The static displays, which run throughout all three days, carry their own appeal. Aircraft that are ordinarily sealed behind security perimeters or museum glass sit here in the open air, walkable and photographable, attended by their own ground crews who will, if approached at the right moment, answer questions with a directness that no official exhibition usually permits. It is, for anyone genuinely curious about military aviation, something close to the best available access outside of an actual base visit.
There are competitors, of course, in the broader sense. The Duxford Battle of Britain Airshow draws significant crowds and offers a depth of historic aviation that RIAT rarely matches. RAF Cosford delivers a strong military programme in the West Midlands.
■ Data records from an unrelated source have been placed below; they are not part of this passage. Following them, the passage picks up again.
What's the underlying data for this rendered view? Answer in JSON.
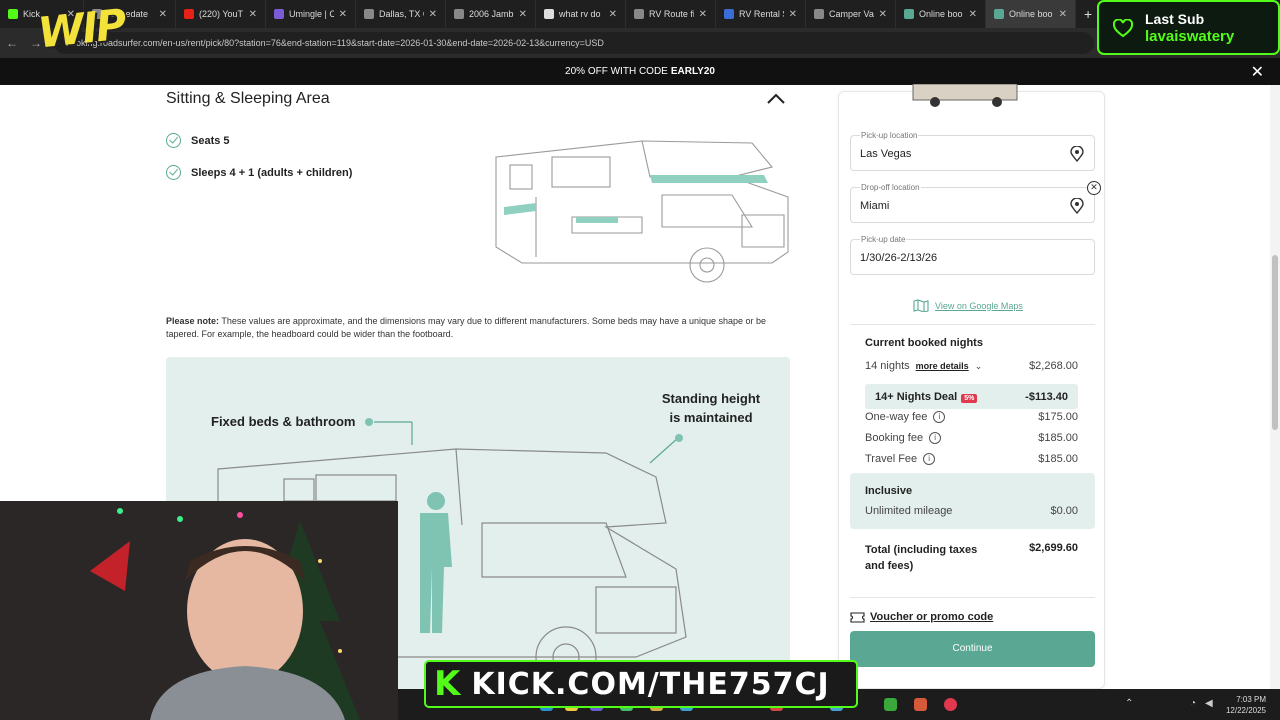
{
  "browser": {
    "tabs": [
      {
        "title": "Kick",
        "active": false
      },
      {
        "title": "(36) edate",
        "active": false
      },
      {
        "title": "(220) YouT",
        "active": false
      },
      {
        "title": "Umingle | C",
        "active": false
      },
      {
        "title": "Dallas, TX C",
        "active": false
      },
      {
        "title": "2006 Jamb",
        "active": false
      },
      {
        "title": "what rv do",
        "active": false
      },
      {
        "title": "RV Route fi",
        "active": false
      },
      {
        "title": "RV Rental S",
        "active": false
      },
      {
        "title": "Camper Va",
        "active": false
      },
      {
        "title": "Online boo",
        "active": false
      },
      {
        "title": "Online boo",
        "active": true
      }
    ],
    "url": "booking.roadsurfer.com/en-us/rent/pick/80?station=76&end-station=119&start-date=2026-01-30&end-date=2026-02-13&currency=USD"
  },
  "promo": {
    "text": "20% OFF WITH CODE",
    "code": "EARLY20"
  },
  "section": {
    "title": "Sitting & Sleeping Area",
    "features": [
      "Seats 5",
      "Sleeps 4 + 1 (adults + children)"
    ],
    "note_label": "Please note:",
    "note_text": "These values are approximate, and the dimensions may vary due to different manufacturers. Some beds may have a unique shape or be tapered. For example, the headboard could be wider than the footboard.",
    "diagram_label_fixed": "Fixed beds & bathroom",
    "diagram_label_standing": "Standing height is maintained"
  },
  "booking": {
    "pickup_label": "Pick-up location",
    "pickup_value": "Las Vegas",
    "dropoff_label": "Drop-off location",
    "dropoff_value": "Miami",
    "date_label": "Pick-up date",
    "date_value": "1/30/26-2/13/26",
    "maps_link": "View on Google Maps",
    "current_title": "Current booked nights",
    "nights_label": "14 nights",
    "more_details": "more details",
    "nights_price": "$2,268.00",
    "deal_label": "14+ Nights Deal",
    "deal_badge": "5%",
    "deal_value": "-$113.40",
    "fees": [
      {
        "label": "One-way fee",
        "value": "$175.00"
      },
      {
        "label": "Booking fee",
        "value": "$185.00"
      },
      {
        "label": "Travel Fee",
        "value": "$185.00"
      }
    ],
    "inclusive_title": "Inclusive",
    "mileage_label": "Unlimited mileage",
    "mileage_value": "$0.00",
    "total_label": "Total (including taxes and fees)",
    "total_value": "$2,699.60",
    "voucher": "Voucher or promo code",
    "continue": "Continue"
  },
  "overlay": {
    "last_sub_title": "Last Sub",
    "last_sub_name": "lavaiswatery",
    "kick_url": "KICK.COM/THE757CJ",
    "kick_k": "K",
    "wip": "WIP"
  },
  "taskbar": {
    "time": "7:03 PM",
    "date": "12/22/2025"
  },
  "colors": {
    "accent": "#5aa894",
    "teal_bg": "#e3efec",
    "kick_green": "#53fc18"
  }
}
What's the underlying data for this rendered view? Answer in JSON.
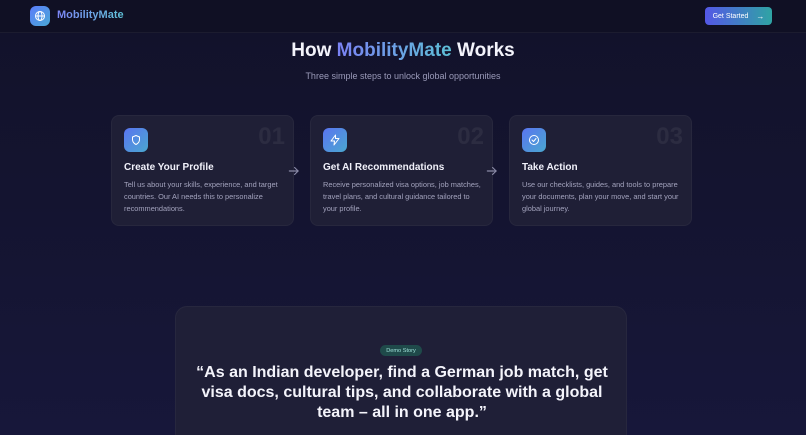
{
  "header": {
    "brand": "MobilityMate",
    "cta_label": "Get Started"
  },
  "section": {
    "title_prefix": "How ",
    "title_accent": "MobilityMate",
    "title_suffix": " Works",
    "subtitle": "Three simple steps to unlock global opportunities"
  },
  "steps": [
    {
      "number": "01",
      "title": "Create Your Profile",
      "description": "Tell us about your skills, experience, and target countries. Our AI needs this to personalize recommendations.",
      "icon": "shield-icon"
    },
    {
      "number": "02",
      "title": "Get AI Recommendations",
      "description": "Receive personalized visa options, job matches, travel plans, and cultural guidance tailored to your profile.",
      "icon": "lightning-icon"
    },
    {
      "number": "03",
      "title": "Take Action",
      "description": "Use our checklists, guides, and tools to prepare your documents, plan your move, and start your global journey.",
      "icon": "check-circle-icon"
    }
  ],
  "story": {
    "badge": "Demo Story",
    "quote": "“As an Indian developer, find a German job match, get visa docs, cultural tips, and collaborate with a global team – all in one app.”"
  },
  "colors": {
    "background": "#13132a",
    "card": "#1f1f36",
    "accent_start": "#5b7cfa",
    "accent_end": "#4aa9d6"
  }
}
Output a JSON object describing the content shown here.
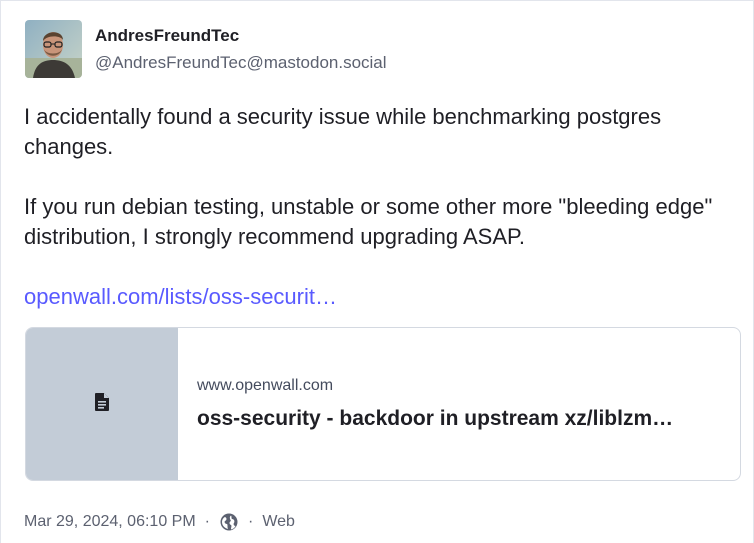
{
  "author": {
    "display_name": "AndresFreundTec",
    "handle": "@AndresFreundTec@mastodon.social"
  },
  "post": {
    "paragraph1": "I accidentally found a security issue while benchmarking postgres changes.",
    "paragraph2": "If you run debian testing, unstable or some other more \"bleeding edge\" distribution, I strongly recommend upgrading ASAP.",
    "link_text": "openwall.com/lists/oss-securit…"
  },
  "card": {
    "thumb_icon": "file-icon",
    "host": "www.openwall.com",
    "title": "oss-security - backdoor in upstream xz/liblzm…"
  },
  "meta": {
    "timestamp": "Mar 29, 2024, 06:10 PM",
    "separator": "·",
    "visibility_icon": "globe-icon",
    "application": "Web"
  },
  "colors": {
    "link": "#595aff",
    "text": "#1f1f25",
    "muted": "#5c6170",
    "thumb_bg": "#c3ccd7"
  }
}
Eastbourne Airbourne manages the particular trick of an airshow above a beach, which produces its own kind of memorable. Each of these events has a loyal following and a distinct identity. None of them brings 200 aircraft from 40 nations to a single grass-edged runway in the English summer.
It’s still unclear what the airshow circuit will look like in another decade, given the cost of operating military aircraft, the shifting priorities of defence budgets, and the complicated logistics of international participation in a changed geopolitical climate. RIAT has navigated those pressures before – cancellations, funding squeezes, the occasional diplomatic tension between participating nations – and come back each July looking, if anything, larger than the year before. For now, Fairford still fills. The skies above it still produce sounds that have no real equivalent anywhere else in the country, three days a year, and that seems like enough.